Windows are the eyes to a house's soul – if your windows are big and beautiful so too is your home, but they can also include a range of challenges as well. With sub par windows, you can look forward to a drafty home with high heating bills. Similarly, there are also moisture issues – for example, if you don't seal the space between your double panes securely enough, you will get a build up of condensation. Having lived in old houses and having helped choose the windows for new houses, I'm familiar with a range of challenges associated with windows. If you want tips and ideas, you've come to the right spot. Please, explore and enjoy.
It's time for replacement windows. Maybe you've noticed the frames breaking down, or perhaps you want to upgrade. Whatever the reason, you've begun shopping for replacement windows, and you're considering going the energy-efficiency route. That's a good route — according to the Efficient Windows Collaborative, you can save up to 15% annually on your utilities. Find out useful facts that can help you determine the best energy efficient windows for your home.

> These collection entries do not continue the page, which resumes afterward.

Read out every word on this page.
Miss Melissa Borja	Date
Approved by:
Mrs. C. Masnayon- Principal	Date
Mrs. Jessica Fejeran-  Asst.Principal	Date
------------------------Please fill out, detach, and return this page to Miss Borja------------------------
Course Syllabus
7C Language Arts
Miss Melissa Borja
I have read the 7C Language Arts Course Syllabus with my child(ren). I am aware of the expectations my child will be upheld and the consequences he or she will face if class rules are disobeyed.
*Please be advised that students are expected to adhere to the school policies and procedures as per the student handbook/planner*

Wood Frames Offer the Best Insulation
Window frames come in a lot of materials, including aluminum, vinyl, and fiberglass. However, the classic material, wood, offers the best insulative value. They require vigilance to guard against warping and rot, but well-crafted wooden frames can last for years with proper maintenance.
You can choose wooden frames treated with water-repellant. It's also possible to choose wood-clad window frames. These feature a wooden core, which cuts down on the temperature transfer. The exterior is constructed of vinyl or aluminum, which is easy to maintain.

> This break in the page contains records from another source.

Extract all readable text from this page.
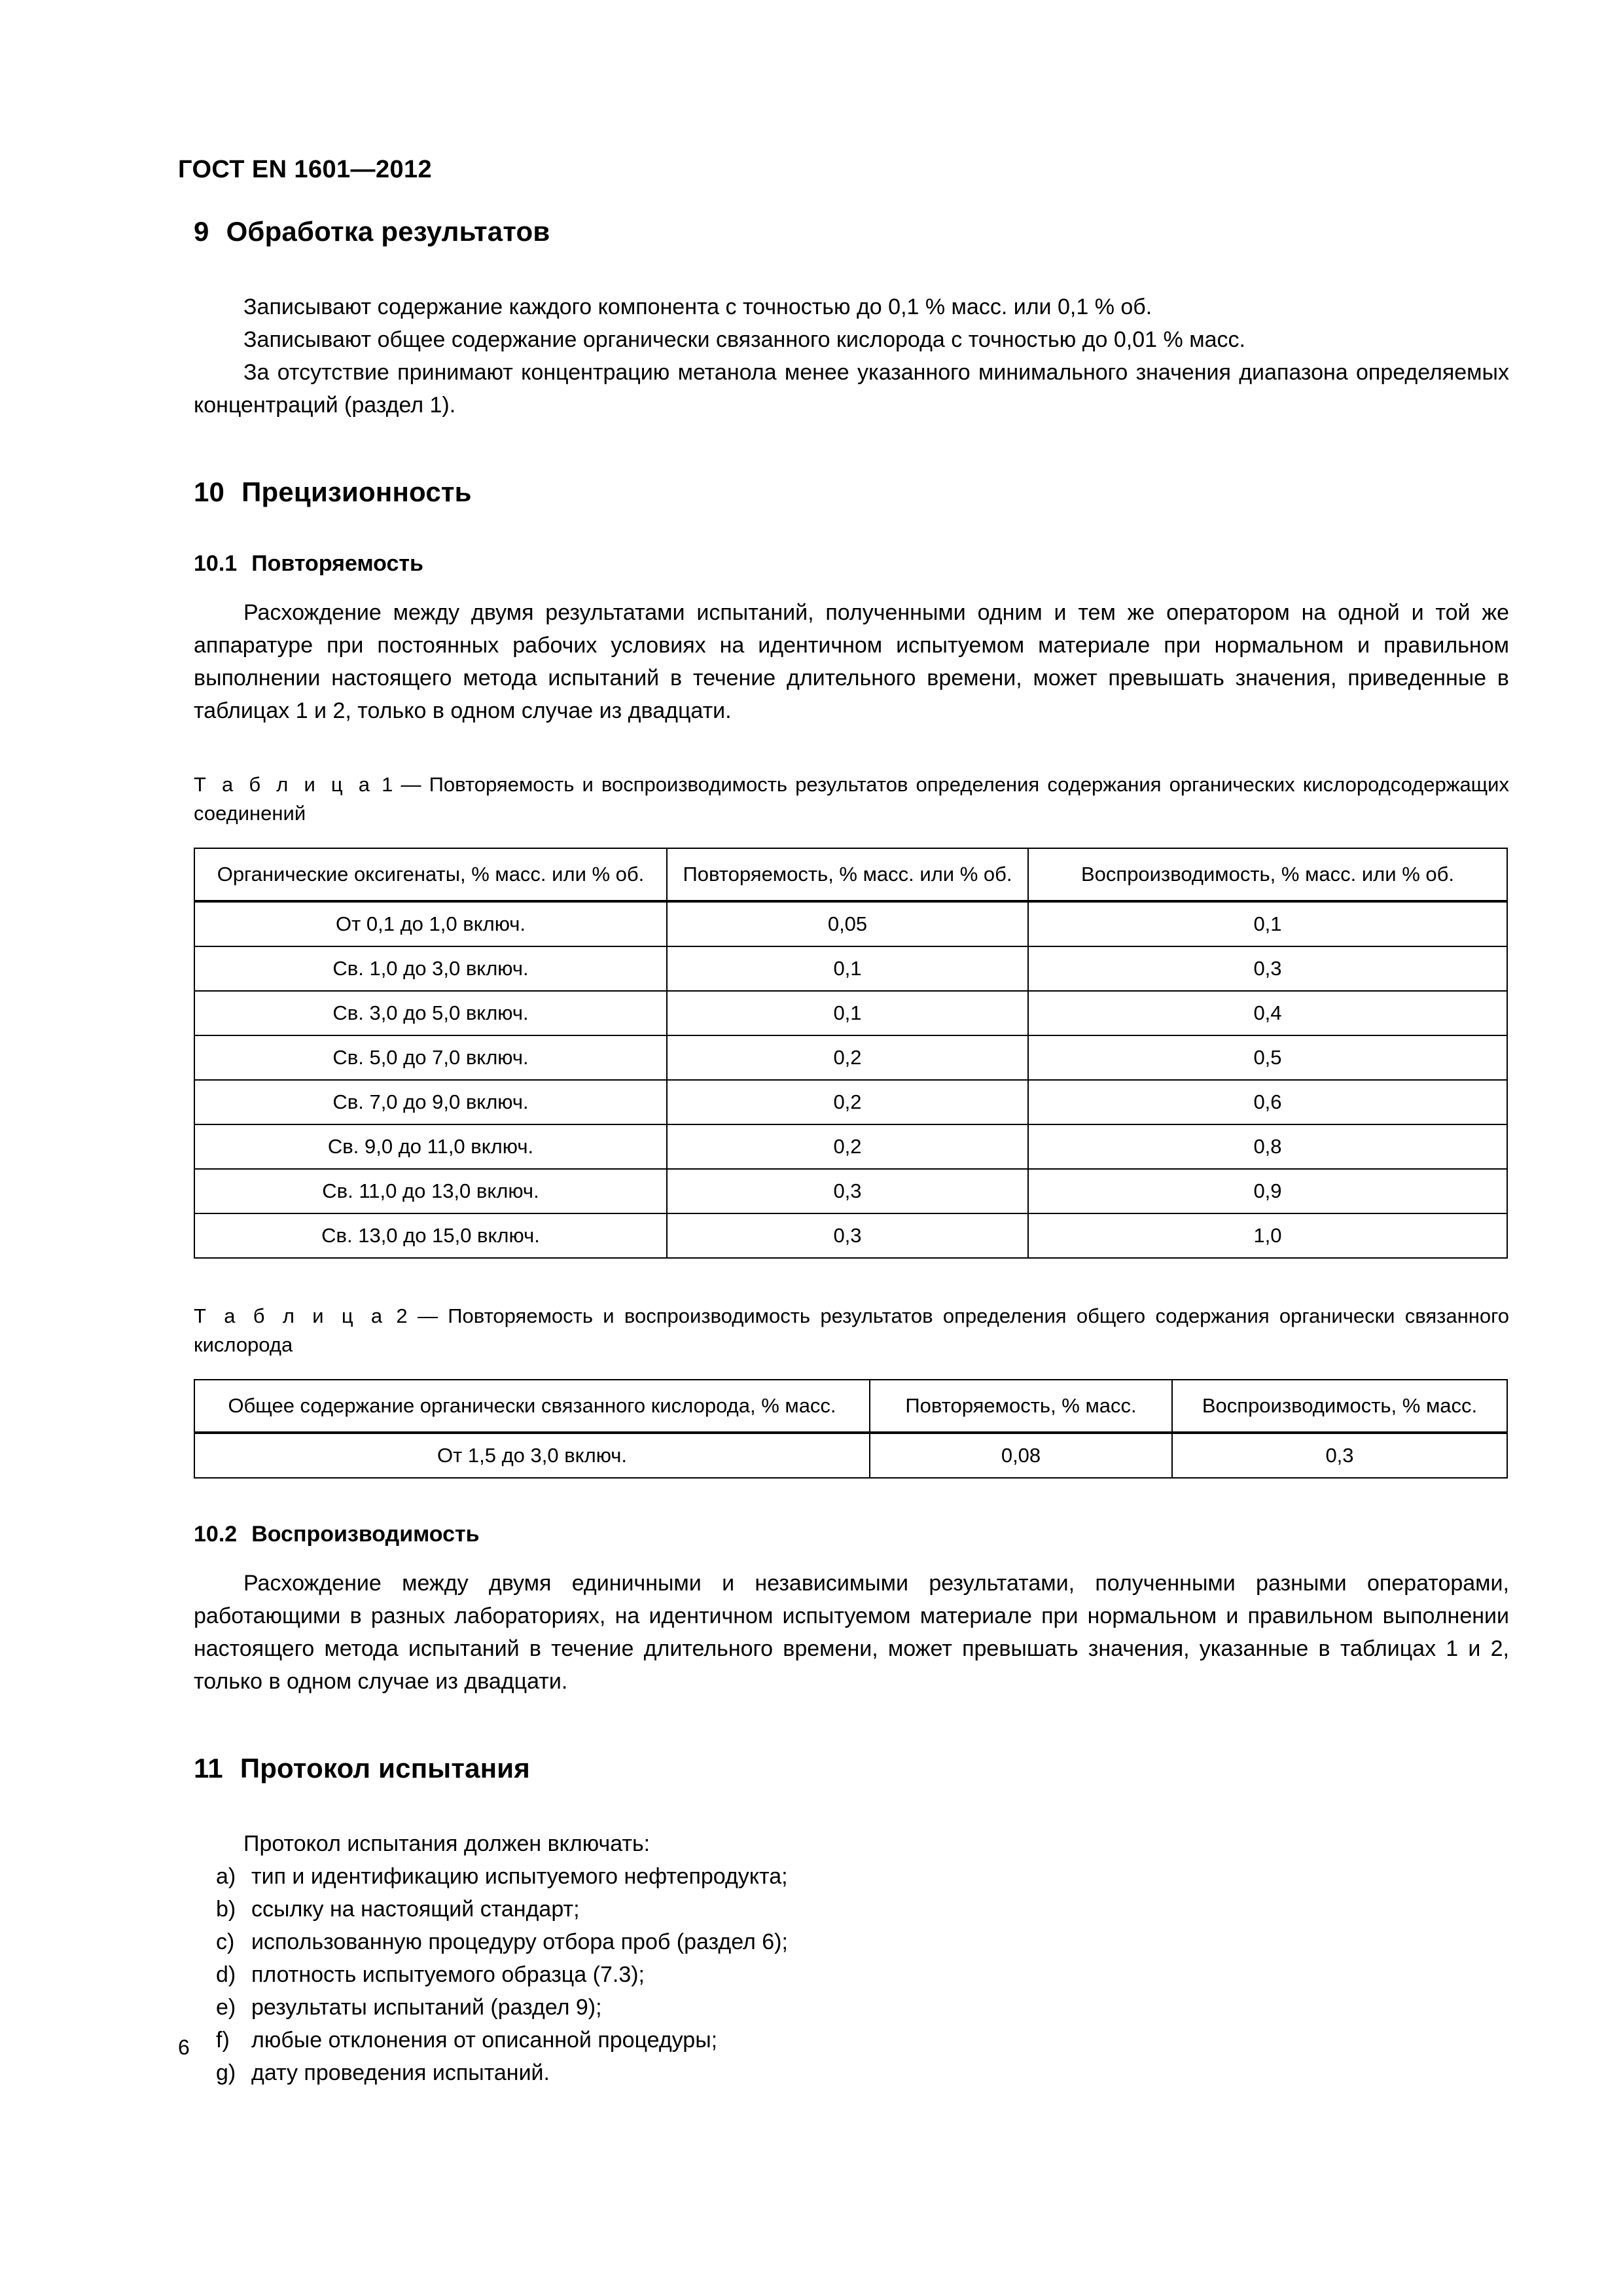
ГОСТ EN 1601—2012
9 Обработка результатов

Записывают содержание каждого компонента с точностью до 0,1 % масс. или 0,1 % об.

Записывают общее содержание органически связанного кислорода с точностью до 0,01 % масс.

За отсутствие принимают концентрацию метанола менее указанного минимального значения диапазона определяемых концентраций (раздел 1).

10 Прецизионность
10.1 Повторяемость

Расхождение между двумя результатами испытаний, полученными одним и тем же оператором на одной и той же аппаратуре при постоянных рабочих условиях на идентичном испытуемом материале при нормальном и правильном выполнении настоящего метода испытаний в течение длительного времени, может превышать значения, приведенные в таблицах 1 и 2, только в одном случае из двадцати.

Т а б л и ц а 1 — Повторяемость и воспроизводимость результатов определения содержания органических кислородсодержащих соединений

Органические оксигенаты, % масс. или % об.	Повторяемость, % масс. или % об.	Воспроизводимость, % масс. или % об.
От 0,1 до 1,0 включ.	0,05	0,1
Св. 1,0 до 3,0 включ.	0,1	0,3
Св. 3,0 до 5,0 включ.	0,1	0,4
Св. 5,0 до 7,0 включ.	0,2	0,5
Св. 7,0 до 9,0 включ.	0,2	0,6
Св. 9,0 до 11,0 включ.	0,2	0,8
Св. 11,0 до 13,0 включ.	0,3	0,9
Св. 13,0 до 15,0 включ.	0,3	1,0

Т а б л и ц а 2 — Повторяемость и воспроизводимость результатов определения общего содержания органически связанного кислорода

Общее содержание органически связанного кислорода, % масс.	Повторяемость, % масс.	Воспроизводимость, % масс.
От 1,5 до 3,0 включ.	0,08	0,3
10.2 Воспроизводимость

Расхождение между двумя единичными и независимыми результатами, полученными разными операторами, работающими в разных лабораториях, на идентичном испытуемом материале при нормальном и правильном выполнении настоящего метода испытаний в течение длительного времени, может превышать значения, указанные в таблицах 1 и 2, только в одном случае из двадцати.

11 Протокол испытания

Протокол испытания должен включать:

a) тип и идентификацию испытуемого нефтепродукта;
b) ссылку на настоящий стандарт;
c) использованную процедуру отбора проб (раздел 6);
d) плотность испытуемого образца (7.3);
e) результаты испытаний (раздел 9);
f) любые отклонения от описанной процедуры;
g) дату проведения испытаний.
6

Gas Fills Increase a Window's Thermal Value
Another energy-efficient window option is double-paned glass. Having two panes increases a window's thermal value, but it's further increased by the inclusion of argon or krypton gas between the panes. The slow-moving gas provides a further layer of insulation and also slows the transfer of heat. Both gases are non-toxic, inert, clear, and odorless.
Low-E Glass Cuts the Transmission of UV Rays
Low-E, which stands for low emissivity, is a window's ability to reflect heat rather than absorb it. Manufacturers coat the glass with a clear material that cuts the transmission of UV rays from outside to inside the house. Not only do low-E coating keep the interior cooler, thus cutting down air conditioning costs, they prevent damage to fabrics and other materials caused by UV rays. They can also minimize on the sun's glare.

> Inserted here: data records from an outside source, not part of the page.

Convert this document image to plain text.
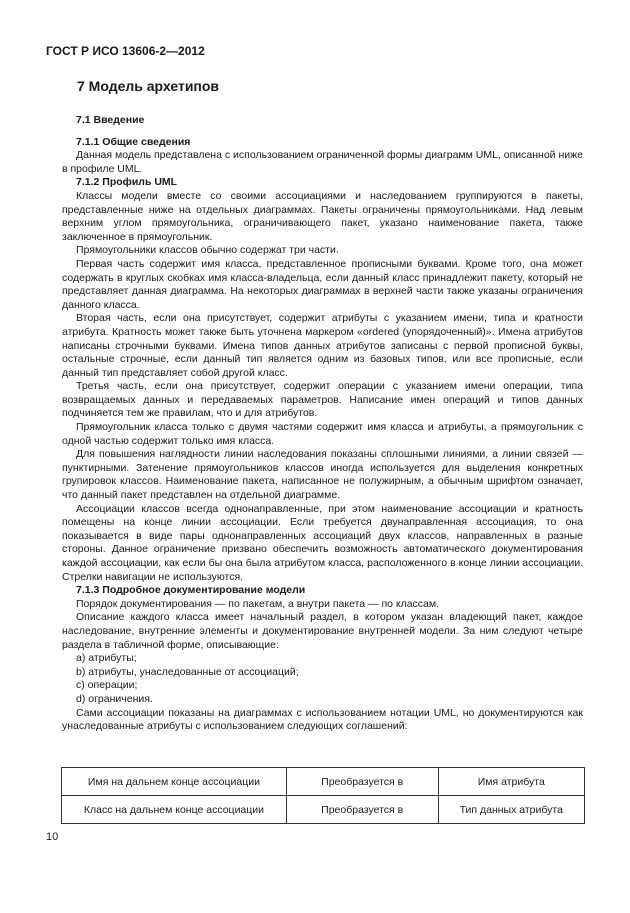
ГОСТ Р ИСО 13606-2—2012
7 Модель архетипов
7.1 Введение
7.1.1 Общие сведения
Данная модель представлена с использованием ограниченной формы диаграмм UML, описанной ниже в профиле UML.
7.1.2 Профиль UML
Классы модели вместе со своими ассоциациями и наследованием группируются в пакеты, представленные ниже на отдельных диаграммах. Пакеты ограничены прямоугольниками. Над левым верхним углом прямоугольника, ограничивающего пакет, указано наименование пакета, также заключенное в прямоугольник.
Прямоугольники классов обычно содержат три части.
Первая часть содержит имя класса, представленное прописными буквами. Кроме того, она может содержать в круглых скобках имя класса-владельца, если данный класс принадлежит пакету, который не представляет данная диаграмма. На некоторых диаграммах в верхней части также указаны ограничения данного класса.
Вторая часть, если она присутствует, содержит атрибуты с указанием имени, типа и кратности атрибута. Кратность может также быть уточнена маркером «ordered (упорядоченный)». Имена атрибутов написаны строчными буквами. Имена типов данных атрибутов записаны с первой прописной буквы, остальные строчные, если данный тип является одним из базовых типов, или все прописные, если данный тип представляет собой другой класс.
Третья часть, если она присутствует, содержит операции с указанием имени операции, типа возвращаемых данных и передаваемых параметров. Написание имен операций и типов данных подчиняется тем же правилам, что и для атрибутов.
Прямоугольник класса только с двумя частями содержит имя класса и атрибуты, а прямоугольник с одной частью содержит только имя класса.
Для повышения наглядности линии наследования показаны сплошными линиями, а линии связей — пунктирными. Затенение прямоугольников классов иногда используется для выделения конкретных групировок классов. Наименование пакета, написанное не полужирным, а обычным шрифтом означает, что данный пакет представлен на отдельной диаграмме.
Ассоциации классов всегда однонаправленные, при этом наименование ассоциации и кратность помещены на конце линии ассоциации. Если требуется двунаправленная ассоциация, то она показывается в виде пары однонаправленных ассоциаций двух классов, направленных в разные стороны. Данное ограничение призвано обеспечить возможность автоматического документирования каждой ассоциации, как если бы она была атрибутом класса, расположенного в конце линии ассоциации. Стрелки навигации не используются.
7.1.3 Подробное документирование модели
Порядок документирования — по пакетам, а внутри пакета — по классам.
Описание каждого класса имеет начальный раздел, в котором указан владеющий пакет, каждое наследование, внутренние элементы и документирование внутренней модели. За ним следуют четыре раздела в табличной форме, описывающие:
a) атрибуты;
b) атрибуты, унаследованные от ассоциаций;
c) операции;
d) ограничения.
Сами ассоциации показаны на диаграммах с использованием нотации UML, но документируются как унаследованные атрибуты с использованием следующих соглашений:
Имя на дальнем конце ассоциации	Преобразуется в	Имя атрибута
Класс на дальнем конце ассоциации	Преобразуется в	Тип данных атрибута
10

It is possible to have low-E films applied to windows. However, windows manufactured with a low-E coating feature them between all the layers, making these windows perform better.
Windows with a Low U-Value and SHGC Perform Better
When you're shopping for windows, you'll typically see two metrics, U-value and SHGC. The U-value is a measure of a window's resistance to heat loss. SHGC stands for solar heat gain coefficient, which is a measure of how much heat enters a home through the glass. With both measurements, a lower number indicates a more energy-efficient window.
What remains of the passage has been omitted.